The survey also revealed that the resulting economic uncertainty is causing some retirement savers to consider expensive annuities (also included in some 403b plans).

So with all of this pessimism floating around, there is one question any sensible affluent retirement saver would ask…

What Can Be Done to Ensure a “Low-Stress” Retirement?

An article from Record and Landmark offers three ideas that can help to make sure you are in a good position to retire safely:

  1. Save enough. While there isn’t a magic number, the article highlights “as a general rule, it’s wise to end your career with about 10 times your ending salary” in your portfolio. Shouldn’t be too much of a problem for affluent savers.
  2. Make sure to take your age into consideration. Here the article shares a note about preparedness in relation to age: “If your assets are allocated appropriately, you should feel better about sticking to your original retirement plans.”
  3. Have a backup plan. The article also notes you shouldn’t solely rely on any one source of retirement income, and that includes Social Security. Examining other assets and income streams (e.g. “renting out your home”) is essential.
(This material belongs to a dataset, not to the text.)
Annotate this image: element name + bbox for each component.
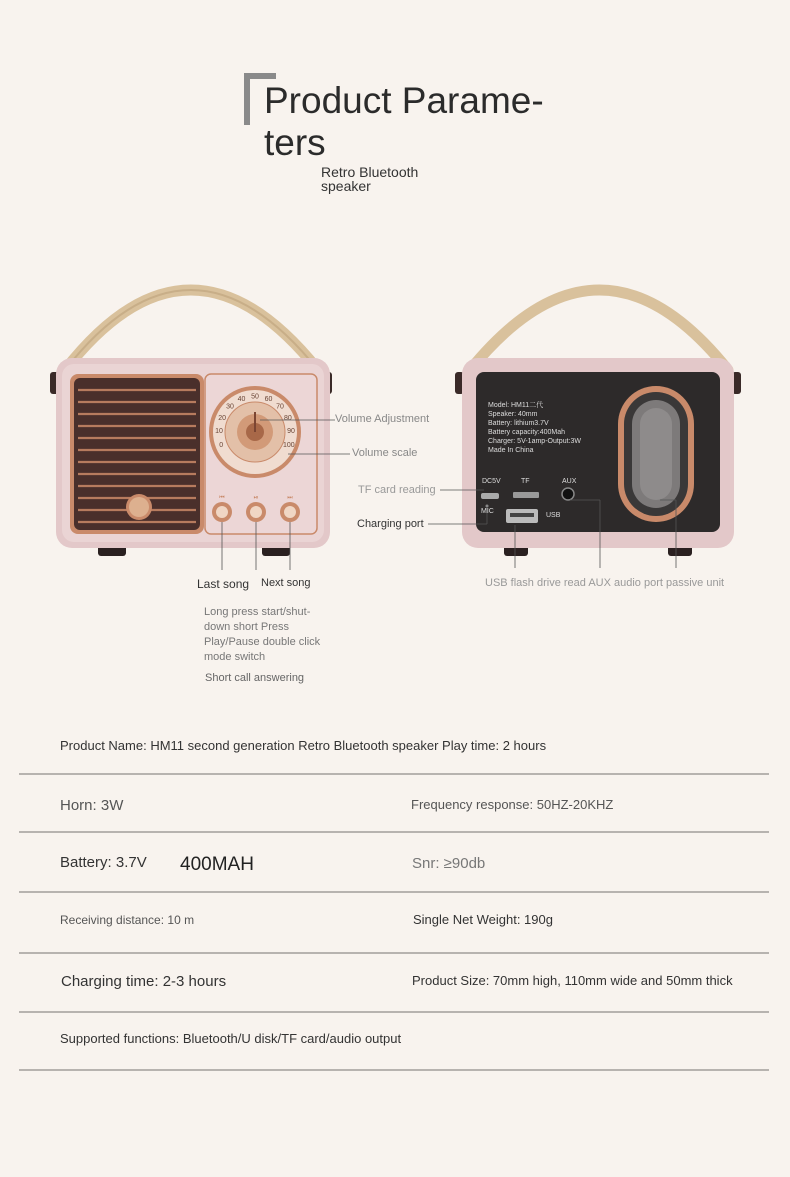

But even with these ideas in mind, an affluent retirement saver can (and should) keep all of their options open to minimize any future uncertainty and reduce pessimism.

And whatever you decide to do, keep the “top tip” in mind

Diversification of assets into different classes and risk levels is always a good idea to consider for a low-stress retirement.

That way, if bad things happen, they can’t hit as hard as they would if you “had all your eggs in one basket.”

Precious metals like gold and silver continue to hold value and have for thousands of years. And because they are physical assets, if things really go south, you can take delivery of them, too. As the old saying goes, “Whoever has the gold makes the rules.”